Press Release
January 19, 2017


MANILA -- Seeking to stop the alarming spread of misinformation online, Senator Francis "Kiko" Pangilinan wants to penalize Facebook for fake news item it allows to be propagated on its pages.

In Philippine Senate Resolution (PSR) 271 filed late Wednesday afternoon, the new Liberal Party president said: "The propagation of fake news stories has become an effective weapon of several political operatives to influence public opinion and national discourse. As a result, the level and quality of public discourse have suffered. Discerning the truth from the lies has become more difficult every day as manipulation of information and blatant fabrication of stories have become increasingly rampant."

Pangilinan, who as a young lawyer gave free legal advice on television and radio, asked the Senate to conduct an inquiry on the proliferation of misinformation and fake news sites on social media platforms, particularly on Facebook.

"In this digital age, Facebook and other social media platforms play a crucial role in the practice of democracy. More than being an online platform, Facebook may be described as a de facto media company or publisher that should be responsible and accountable for the content it distributes and allows to be distributed, in order to protect the national discourse from fabricated and false news," he said.

Pointing out the Constitutional provision that recognizes the vital role of communication and information in nation-building in Article II, Section 24, Pangilinan said: "There is a need to look at the systems that protect the freedoms accorded to all Filipinos by our Constitution, especially where those freedoms are being undermined by a surge in social media abuse through the propagation of falsehoods, defamation, character assassination, and national security threats.

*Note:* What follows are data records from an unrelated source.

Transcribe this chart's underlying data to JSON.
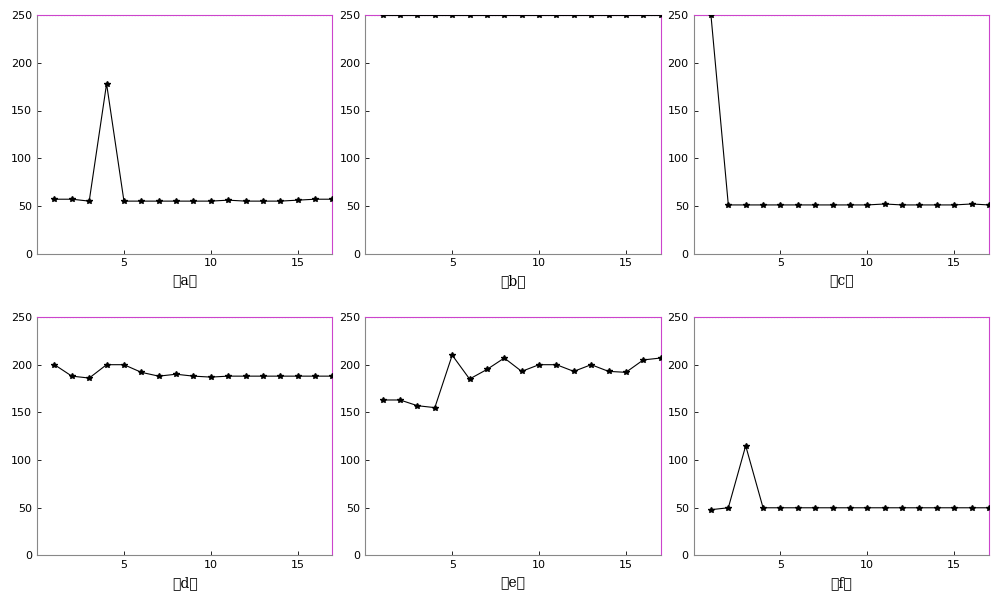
{
  "subplots": [
    {
      "label": "（a）",
      "x": [
        1,
        2,
        3,
        4,
        5,
        6,
        7,
        8,
        9,
        10,
        11,
        12,
        13,
        14,
        15,
        16,
        17
      ],
      "y": [
        57,
        57,
        55,
        178,
        55,
        55,
        55,
        55,
        55,
        55,
        56,
        55,
        55,
        55,
        56,
        57,
        57
      ]
    },
    {
      "label": "（b）",
      "x": [
        1,
        2,
        3,
        4,
        5,
        6,
        7,
        8,
        9,
        10,
        11,
        12,
        13,
        14,
        15,
        16,
        17
      ],
      "y": [
        250,
        250,
        250,
        250,
        250,
        250,
        250,
        250,
        250,
        250,
        250,
        250,
        250,
        250,
        250,
        250,
        250
      ]
    },
    {
      "label": "（c）",
      "x": [
        1,
        2,
        3,
        4,
        5,
        6,
        7,
        8,
        9,
        10,
        11,
        12,
        13,
        14,
        15,
        16,
        17
      ],
      "y": [
        250,
        51,
        51,
        51,
        51,
        51,
        51,
        51,
        51,
        51,
        52,
        51,
        51,
        51,
        51,
        52,
        51
      ]
    },
    {
      "label": "（d）",
      "x": [
        1,
        2,
        3,
        4,
        5,
        6,
        7,
        8,
        9,
        10,
        11,
        12,
        13,
        14,
        15,
        16,
        17
      ],
      "y": [
        200,
        188,
        186,
        200,
        200,
        192,
        188,
        190,
        188,
        187,
        188,
        188,
        188,
        188,
        188,
        188,
        188
      ]
    },
    {
      "label": "（e）",
      "x": [
        1,
        2,
        3,
        4,
        5,
        6,
        7,
        8,
        9,
        10,
        11,
        12,
        13,
        14,
        15,
        16,
        17
      ],
      "y": [
        163,
        163,
        157,
        155,
        210,
        185,
        195,
        207,
        193,
        200,
        200,
        193,
        200,
        193,
        192,
        205,
        207
      ]
    },
    {
      "label": "（f）",
      "x": [
        1,
        2,
        3,
        4,
        5,
        6,
        7,
        8,
        9,
        10,
        11,
        12,
        13,
        14,
        15,
        16,
        17
      ],
      "y": [
        48,
        50,
        115,
        50,
        50,
        50,
        50,
        50,
        50,
        50,
        50,
        50,
        50,
        50,
        50,
        50,
        50
      ]
    }
  ],
  "ylim": [
    0,
    250
  ],
  "xlim": [
    0,
    17
  ],
  "yticks": [
    0,
    50,
    100,
    150,
    200,
    250
  ],
  "xticks": [
    5,
    10,
    15
  ],
  "line_color": "#000000",
  "marker": "*",
  "markersize": 4,
  "linewidth": 0.8,
  "background_color": "#ffffff",
  "spine_top_color": "#cc44cc",
  "spine_right_color": "#cc44cc",
  "spine_bottom_color": "#888888",
  "spine_left_color": "#888888",
  "hline_color": "#44cc44",
  "hline_y": 250,
  "hline_style": "dotted",
  "fig_width": 10.0,
  "fig_height": 6.01,
  "dpi": 100,
  "label_fontsize": 10
}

It is therefore in the interest of the State to protect the integrity of cyberspace so that it will become a tool for development, and not a tool for sowing dissent and virulent tribalism."

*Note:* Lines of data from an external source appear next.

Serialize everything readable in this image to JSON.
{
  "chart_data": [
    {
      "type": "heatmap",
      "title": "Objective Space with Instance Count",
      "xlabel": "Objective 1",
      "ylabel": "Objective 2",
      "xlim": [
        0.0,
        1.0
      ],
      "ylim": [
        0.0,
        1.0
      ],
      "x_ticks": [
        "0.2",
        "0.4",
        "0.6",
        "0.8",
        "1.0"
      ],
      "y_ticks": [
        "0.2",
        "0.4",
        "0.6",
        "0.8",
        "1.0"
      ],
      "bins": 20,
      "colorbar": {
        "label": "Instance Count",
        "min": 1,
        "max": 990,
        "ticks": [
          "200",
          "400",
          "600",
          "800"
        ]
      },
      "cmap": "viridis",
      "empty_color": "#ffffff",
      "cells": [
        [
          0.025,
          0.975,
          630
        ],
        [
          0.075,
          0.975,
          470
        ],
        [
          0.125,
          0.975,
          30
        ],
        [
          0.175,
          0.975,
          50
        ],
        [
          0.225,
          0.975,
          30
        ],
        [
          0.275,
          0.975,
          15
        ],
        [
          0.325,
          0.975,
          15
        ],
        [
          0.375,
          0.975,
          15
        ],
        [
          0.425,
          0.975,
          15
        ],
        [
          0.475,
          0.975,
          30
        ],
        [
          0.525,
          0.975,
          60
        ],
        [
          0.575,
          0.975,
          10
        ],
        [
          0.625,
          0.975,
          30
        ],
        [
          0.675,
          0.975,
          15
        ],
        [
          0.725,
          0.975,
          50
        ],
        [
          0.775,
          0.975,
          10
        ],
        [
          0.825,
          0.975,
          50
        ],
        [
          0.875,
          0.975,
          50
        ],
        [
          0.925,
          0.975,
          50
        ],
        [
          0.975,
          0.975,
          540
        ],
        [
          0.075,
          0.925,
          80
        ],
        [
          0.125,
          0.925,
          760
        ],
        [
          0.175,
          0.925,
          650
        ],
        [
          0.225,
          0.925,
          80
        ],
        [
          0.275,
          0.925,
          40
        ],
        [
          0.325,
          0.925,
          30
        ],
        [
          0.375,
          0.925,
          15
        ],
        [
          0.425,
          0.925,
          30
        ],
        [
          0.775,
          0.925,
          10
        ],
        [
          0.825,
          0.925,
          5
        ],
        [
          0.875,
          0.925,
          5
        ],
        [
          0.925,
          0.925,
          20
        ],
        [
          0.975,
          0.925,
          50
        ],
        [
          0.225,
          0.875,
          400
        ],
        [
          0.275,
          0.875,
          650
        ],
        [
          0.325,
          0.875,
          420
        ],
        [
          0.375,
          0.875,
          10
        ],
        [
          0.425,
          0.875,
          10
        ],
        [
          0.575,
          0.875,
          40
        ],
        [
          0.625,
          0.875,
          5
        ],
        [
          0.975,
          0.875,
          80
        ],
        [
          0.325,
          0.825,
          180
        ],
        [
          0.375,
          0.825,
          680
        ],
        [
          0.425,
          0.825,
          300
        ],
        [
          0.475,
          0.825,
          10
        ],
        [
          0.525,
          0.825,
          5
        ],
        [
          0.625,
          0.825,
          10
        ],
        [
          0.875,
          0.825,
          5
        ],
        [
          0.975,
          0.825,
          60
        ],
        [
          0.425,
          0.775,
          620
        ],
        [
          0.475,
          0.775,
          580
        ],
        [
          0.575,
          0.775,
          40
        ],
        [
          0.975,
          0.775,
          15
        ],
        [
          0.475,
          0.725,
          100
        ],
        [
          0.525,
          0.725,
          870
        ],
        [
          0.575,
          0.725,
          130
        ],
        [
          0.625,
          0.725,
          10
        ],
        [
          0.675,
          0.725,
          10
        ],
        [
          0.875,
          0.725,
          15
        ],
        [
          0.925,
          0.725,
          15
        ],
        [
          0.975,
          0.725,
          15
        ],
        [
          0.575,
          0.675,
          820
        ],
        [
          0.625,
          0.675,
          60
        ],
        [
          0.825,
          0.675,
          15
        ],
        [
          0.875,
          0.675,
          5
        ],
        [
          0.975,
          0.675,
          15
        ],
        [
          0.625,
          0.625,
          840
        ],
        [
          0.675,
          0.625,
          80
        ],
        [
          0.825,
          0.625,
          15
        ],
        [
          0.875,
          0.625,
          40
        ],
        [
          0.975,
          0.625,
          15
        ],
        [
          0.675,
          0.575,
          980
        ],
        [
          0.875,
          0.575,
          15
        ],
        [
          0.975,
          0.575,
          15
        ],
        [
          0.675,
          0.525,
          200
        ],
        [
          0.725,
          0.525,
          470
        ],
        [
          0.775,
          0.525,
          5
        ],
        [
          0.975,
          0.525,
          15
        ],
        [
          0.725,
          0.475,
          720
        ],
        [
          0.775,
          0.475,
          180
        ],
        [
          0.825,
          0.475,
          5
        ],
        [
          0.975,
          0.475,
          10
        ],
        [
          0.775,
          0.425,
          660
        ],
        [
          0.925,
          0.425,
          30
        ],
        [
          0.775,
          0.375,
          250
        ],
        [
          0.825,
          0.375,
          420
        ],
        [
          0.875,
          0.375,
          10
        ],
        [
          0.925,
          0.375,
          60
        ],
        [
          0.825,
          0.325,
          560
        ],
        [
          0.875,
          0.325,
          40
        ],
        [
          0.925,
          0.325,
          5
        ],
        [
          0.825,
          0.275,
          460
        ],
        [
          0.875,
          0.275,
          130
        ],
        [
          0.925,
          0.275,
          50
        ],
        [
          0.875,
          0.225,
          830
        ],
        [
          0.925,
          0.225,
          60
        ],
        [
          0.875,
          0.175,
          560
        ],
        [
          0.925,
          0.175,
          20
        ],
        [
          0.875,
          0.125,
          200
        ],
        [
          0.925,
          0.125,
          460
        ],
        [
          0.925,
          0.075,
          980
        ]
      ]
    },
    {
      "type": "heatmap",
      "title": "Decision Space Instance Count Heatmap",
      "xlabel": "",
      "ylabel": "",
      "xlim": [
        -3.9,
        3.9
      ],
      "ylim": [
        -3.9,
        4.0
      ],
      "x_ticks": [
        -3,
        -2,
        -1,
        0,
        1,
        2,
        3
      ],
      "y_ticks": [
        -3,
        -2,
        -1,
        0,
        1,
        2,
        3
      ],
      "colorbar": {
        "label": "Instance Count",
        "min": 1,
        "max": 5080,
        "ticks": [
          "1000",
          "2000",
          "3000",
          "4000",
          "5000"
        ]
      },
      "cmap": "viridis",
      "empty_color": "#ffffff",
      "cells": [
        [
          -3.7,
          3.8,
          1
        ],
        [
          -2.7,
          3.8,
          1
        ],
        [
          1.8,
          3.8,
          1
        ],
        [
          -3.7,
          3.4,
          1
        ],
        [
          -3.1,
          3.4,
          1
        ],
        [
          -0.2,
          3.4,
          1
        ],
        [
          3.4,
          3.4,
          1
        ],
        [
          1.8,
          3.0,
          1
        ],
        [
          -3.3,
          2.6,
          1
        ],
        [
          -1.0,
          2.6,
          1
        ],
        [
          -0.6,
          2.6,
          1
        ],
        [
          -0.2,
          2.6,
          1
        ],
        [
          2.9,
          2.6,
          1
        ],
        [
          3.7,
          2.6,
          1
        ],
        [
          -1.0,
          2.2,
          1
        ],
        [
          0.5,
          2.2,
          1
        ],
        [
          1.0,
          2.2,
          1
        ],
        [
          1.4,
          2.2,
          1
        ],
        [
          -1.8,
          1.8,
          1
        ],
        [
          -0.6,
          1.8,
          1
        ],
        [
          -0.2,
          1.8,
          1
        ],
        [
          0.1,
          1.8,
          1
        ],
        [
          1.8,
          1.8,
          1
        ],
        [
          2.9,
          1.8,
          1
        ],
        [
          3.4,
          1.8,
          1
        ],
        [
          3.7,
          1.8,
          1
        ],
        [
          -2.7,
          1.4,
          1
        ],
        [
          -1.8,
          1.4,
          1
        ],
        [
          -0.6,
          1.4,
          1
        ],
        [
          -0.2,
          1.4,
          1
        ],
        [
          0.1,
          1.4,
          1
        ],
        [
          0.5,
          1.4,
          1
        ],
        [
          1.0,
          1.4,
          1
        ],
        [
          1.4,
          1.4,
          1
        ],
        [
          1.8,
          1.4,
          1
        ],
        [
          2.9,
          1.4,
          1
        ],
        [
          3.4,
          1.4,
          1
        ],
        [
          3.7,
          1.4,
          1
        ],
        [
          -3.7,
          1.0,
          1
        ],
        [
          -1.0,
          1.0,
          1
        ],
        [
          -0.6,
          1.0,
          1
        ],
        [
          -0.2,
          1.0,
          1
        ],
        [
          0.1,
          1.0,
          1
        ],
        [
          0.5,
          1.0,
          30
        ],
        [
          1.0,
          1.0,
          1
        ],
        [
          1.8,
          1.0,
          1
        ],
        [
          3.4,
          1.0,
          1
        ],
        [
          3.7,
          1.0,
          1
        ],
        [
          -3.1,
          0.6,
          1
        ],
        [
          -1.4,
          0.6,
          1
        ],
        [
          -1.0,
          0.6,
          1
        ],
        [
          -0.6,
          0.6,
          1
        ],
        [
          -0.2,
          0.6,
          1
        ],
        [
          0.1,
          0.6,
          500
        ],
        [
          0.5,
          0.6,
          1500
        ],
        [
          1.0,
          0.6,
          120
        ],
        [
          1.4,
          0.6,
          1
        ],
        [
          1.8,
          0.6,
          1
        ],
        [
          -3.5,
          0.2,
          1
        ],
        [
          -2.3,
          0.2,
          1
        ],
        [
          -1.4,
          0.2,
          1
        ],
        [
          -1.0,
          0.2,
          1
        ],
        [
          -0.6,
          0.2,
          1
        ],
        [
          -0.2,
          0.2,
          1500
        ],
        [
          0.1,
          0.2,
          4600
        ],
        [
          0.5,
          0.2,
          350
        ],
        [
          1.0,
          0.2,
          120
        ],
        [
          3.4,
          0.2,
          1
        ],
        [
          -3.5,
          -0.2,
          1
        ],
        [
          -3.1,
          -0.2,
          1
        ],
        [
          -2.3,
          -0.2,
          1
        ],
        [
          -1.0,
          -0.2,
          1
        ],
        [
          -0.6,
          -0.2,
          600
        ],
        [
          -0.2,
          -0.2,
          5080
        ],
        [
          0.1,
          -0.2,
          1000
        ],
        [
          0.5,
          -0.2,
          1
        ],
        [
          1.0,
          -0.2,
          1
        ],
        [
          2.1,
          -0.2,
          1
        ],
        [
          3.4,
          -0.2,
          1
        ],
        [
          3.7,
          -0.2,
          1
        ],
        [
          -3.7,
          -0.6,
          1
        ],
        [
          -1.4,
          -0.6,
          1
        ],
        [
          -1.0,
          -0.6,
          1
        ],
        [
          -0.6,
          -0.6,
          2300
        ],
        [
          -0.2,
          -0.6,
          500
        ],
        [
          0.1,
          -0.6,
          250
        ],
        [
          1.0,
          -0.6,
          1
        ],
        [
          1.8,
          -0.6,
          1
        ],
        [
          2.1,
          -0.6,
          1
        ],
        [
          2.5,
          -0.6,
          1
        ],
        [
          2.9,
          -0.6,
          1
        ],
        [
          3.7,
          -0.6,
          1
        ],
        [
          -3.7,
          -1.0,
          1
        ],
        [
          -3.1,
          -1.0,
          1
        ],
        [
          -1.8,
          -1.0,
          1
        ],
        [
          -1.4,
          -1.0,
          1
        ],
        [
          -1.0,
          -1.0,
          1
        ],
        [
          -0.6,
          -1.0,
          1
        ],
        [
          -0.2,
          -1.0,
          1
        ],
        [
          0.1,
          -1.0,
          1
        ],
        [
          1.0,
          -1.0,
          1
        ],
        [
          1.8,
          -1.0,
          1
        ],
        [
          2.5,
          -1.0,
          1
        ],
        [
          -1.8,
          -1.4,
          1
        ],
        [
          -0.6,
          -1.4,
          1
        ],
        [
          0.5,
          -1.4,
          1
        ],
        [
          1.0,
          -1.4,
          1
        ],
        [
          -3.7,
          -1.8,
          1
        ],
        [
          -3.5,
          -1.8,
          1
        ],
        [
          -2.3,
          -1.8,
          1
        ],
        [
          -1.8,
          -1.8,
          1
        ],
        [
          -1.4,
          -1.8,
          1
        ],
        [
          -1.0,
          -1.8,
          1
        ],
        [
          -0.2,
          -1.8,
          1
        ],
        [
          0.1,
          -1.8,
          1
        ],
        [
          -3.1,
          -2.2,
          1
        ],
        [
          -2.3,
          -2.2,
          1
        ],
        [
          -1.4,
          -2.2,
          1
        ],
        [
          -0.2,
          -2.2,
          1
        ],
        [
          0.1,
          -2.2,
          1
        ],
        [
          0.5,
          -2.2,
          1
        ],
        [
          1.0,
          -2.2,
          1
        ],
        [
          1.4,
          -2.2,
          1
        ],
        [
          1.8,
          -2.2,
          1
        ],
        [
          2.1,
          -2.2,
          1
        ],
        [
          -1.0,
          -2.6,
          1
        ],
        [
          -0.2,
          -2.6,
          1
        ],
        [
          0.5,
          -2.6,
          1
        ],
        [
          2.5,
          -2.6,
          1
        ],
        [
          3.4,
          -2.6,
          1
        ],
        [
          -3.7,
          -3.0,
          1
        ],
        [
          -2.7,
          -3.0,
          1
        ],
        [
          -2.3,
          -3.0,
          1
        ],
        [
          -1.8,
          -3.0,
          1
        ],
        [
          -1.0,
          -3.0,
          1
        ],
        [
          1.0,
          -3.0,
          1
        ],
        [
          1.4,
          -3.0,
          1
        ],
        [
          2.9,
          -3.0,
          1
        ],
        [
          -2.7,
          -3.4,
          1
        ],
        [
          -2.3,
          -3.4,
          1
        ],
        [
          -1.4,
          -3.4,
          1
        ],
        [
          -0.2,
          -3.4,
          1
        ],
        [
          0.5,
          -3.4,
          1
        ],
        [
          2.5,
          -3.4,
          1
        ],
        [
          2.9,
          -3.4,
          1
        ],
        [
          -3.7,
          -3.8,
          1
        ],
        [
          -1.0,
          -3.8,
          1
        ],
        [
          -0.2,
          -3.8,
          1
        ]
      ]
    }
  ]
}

"Some are now considering social media as the fifth pillar of a democratic republic, as it plays a crucial role in the participation of citizens in governance," Pangilinan said. "We must also ensure that our people are well-equipped with media literacy skills so that they are able to discern what is factual and what is not."

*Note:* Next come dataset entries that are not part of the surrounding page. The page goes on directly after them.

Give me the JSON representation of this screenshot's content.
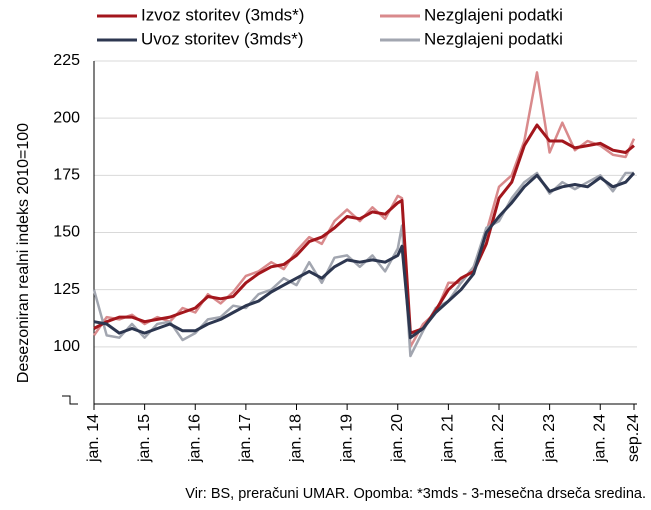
{
  "chart_data": {
    "type": "line",
    "ylabel": "Desezoniran realni indeks 2010=100",
    "source": "Vir: BS, preračuni UMAR. Opomba: *3mds - 3-mesečna drseča sredina.",
    "x": [
      0,
      3,
      6,
      9,
      12,
      15,
      18,
      21,
      24,
      27,
      30,
      33,
      36,
      39,
      42,
      45,
      48,
      51,
      54,
      57,
      60,
      63,
      66,
      69,
      72,
      73,
      75,
      78,
      81,
      84,
      87,
      90,
      93,
      96,
      99,
      102,
      105,
      108,
      111,
      114,
      117,
      120,
      123,
      126,
      128
    ],
    "xlim": [
      0,
      128
    ],
    "xticks": [
      {
        "value": 0,
        "label": "jan. 14"
      },
      {
        "value": 12,
        "label": "jan. 15"
      },
      {
        "value": 24,
        "label": "jan. 16"
      },
      {
        "value": 36,
        "label": "jan. 17"
      },
      {
        "value": 48,
        "label": "jan. 18"
      },
      {
        "value": 60,
        "label": "jan. 19"
      },
      {
        "value": 72,
        "label": "jan. 20"
      },
      {
        "value": 84,
        "label": "jan. 21"
      },
      {
        "value": 96,
        "label": "jan. 22"
      },
      {
        "value": 108,
        "label": "jan. 23"
      },
      {
        "value": 120,
        "label": "jan. 24"
      },
      {
        "value": 128,
        "label": "sep.24"
      }
    ],
    "ylim": [
      75,
      225
    ],
    "yticks": [
      100,
      125,
      150,
      175,
      200,
      225
    ],
    "grid": true,
    "series": [
      {
        "name": "Izvoz storitev (3mds*)",
        "color": "#a3161c",
        "width": 3,
        "values": [
          108,
          111,
          113,
          113,
          111,
          112,
          113,
          115,
          117,
          122,
          121,
          122,
          128,
          132,
          135,
          136,
          140,
          146,
          148,
          152,
          157,
          156,
          159,
          158,
          163,
          164,
          106,
          108,
          116,
          125,
          130,
          133,
          145,
          165,
          172,
          188,
          197,
          190,
          190,
          187,
          188,
          189,
          186,
          185,
          188
        ]
      },
      {
        "name": "Nezglajeni podatki",
        "color": "#d98a8c",
        "width": 2.5,
        "values": [
          105,
          113,
          112,
          114,
          110,
          113,
          111,
          117,
          115,
          123,
          119,
          124,
          131,
          133,
          137,
          134,
          142,
          148,
          145,
          155,
          160,
          155,
          161,
          156,
          166,
          165,
          100,
          110,
          115,
          128,
          128,
          135,
          150,
          170,
          175,
          190,
          220,
          185,
          198,
          186,
          190,
          188,
          184,
          183,
          191
        ]
      },
      {
        "name": "Uvoz storitev (3mds*)",
        "color": "#2d3750",
        "width": 3,
        "values": [
          111,
          110,
          106,
          108,
          106,
          108,
          110,
          107,
          107,
          110,
          112,
          115,
          118,
          120,
          124,
          127,
          130,
          133,
          130,
          135,
          138,
          137,
          138,
          137,
          140,
          144,
          104,
          108,
          115,
          120,
          125,
          132,
          150,
          157,
          163,
          170,
          175,
          168,
          170,
          171,
          170,
          174,
          170,
          172,
          176
        ]
      },
      {
        "name": "Nezglajeni podatki",
        "color": "#a2a6b0",
        "width": 2.5,
        "values": [
          125,
          105,
          104,
          110,
          104,
          110,
          111,
          103,
          106,
          112,
          113,
          118,
          117,
          123,
          125,
          130,
          127,
          137,
          128,
          139,
          140,
          135,
          140,
          133,
          143,
          153,
          96,
          107,
          117,
          120,
          128,
          135,
          152,
          155,
          165,
          172,
          176,
          167,
          172,
          169,
          172,
          175,
          168,
          176,
          176
        ]
      }
    ]
  }
}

Noting how fake news affected the outcome of the United States presidential election by outperforming real news during the final weeks of the campaign, the senator said: "The conversion of false stories into major news topics in this era of post-truth politics has become problematic not only in the Philippines, but also in other parts of the world."

In 2016 the Philippines had 59.2 million Internet users, with more than 22 million actively engaged on Facebook during the May national elections. Criticisms have been leveled on the role of the Internet and social media for the rampant spread of misinformation and fake news sites that may have influenced critical decision-making.

Pangilinan's resolution was inspired by German legislators who announced their intention to penalize Facebook for every post not properly moderated within 24 hours.

PSR 271 seeks to direct the appropriate Senate committee to conduct an inquiry in aid of legislation on the proliferation of misinformation and fake news sites in social media platforms and to possibly amend the 2012 Cybercrime Law and other laws, in accordance with respect for freedom of speech and of the press.